I'm not trying to write a master of the obvious Editor's Note, but — here we go — change is hard. Being proactive rather than reactive takes forethought. Change to systems to encourage more healthy behaviors and environments rather than solely episodic care for the sick is not easy.

But, as we looked into what health care systems are doing, we found inspiring approaches. For starters, important work is being done in lifestyle medicine, including talking to people about what matters to them, where they feel they can improve their health, and providing education and support to help them along the way.

Care providers better recognize the effects of trauma on children and adults and how safe and supportive relationships can make a difference. There's more thinking about screening, access to care and care navigation to better integrate mental health services into systems as a whole.

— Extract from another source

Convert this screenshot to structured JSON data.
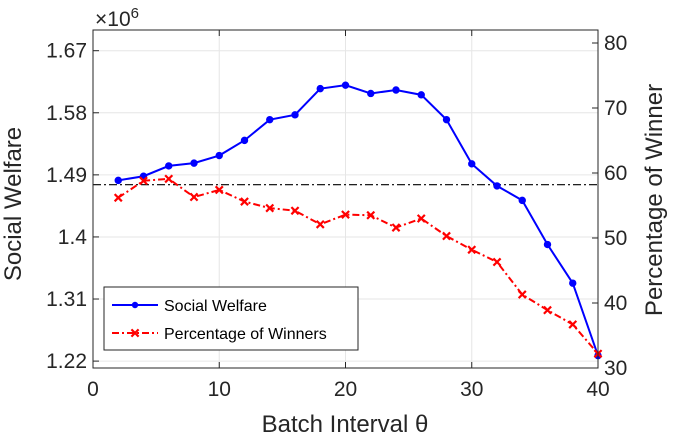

There are also new approaches to spiritual care in health care settings, including assessments and interventions designed to promote spiritual wholeness, rather than screening for distress. As authors from CHRISTUS Trinity Mother Frances Hospital note, attention to spiritual care is a hallmark of Catholic health care. "We have many caring and empathic individuals across disciplines tending to physical, emotional and spiritual needs. But we know that, as a ministry, we need our efforts also to be a distinguishing feature of our identity."

It leads me to think about harmony — not always a word we hear in health care. Nobody gets it right all the time. Snack food sometimes holds more appeal than carrots, right? And we get sick despite our efforts. But in caring for the whole person, striving for harmony — a congruity in what we know and do to protect our health — seems like one way to work toward it. And all the while, we seek improved systems to better support us in the work.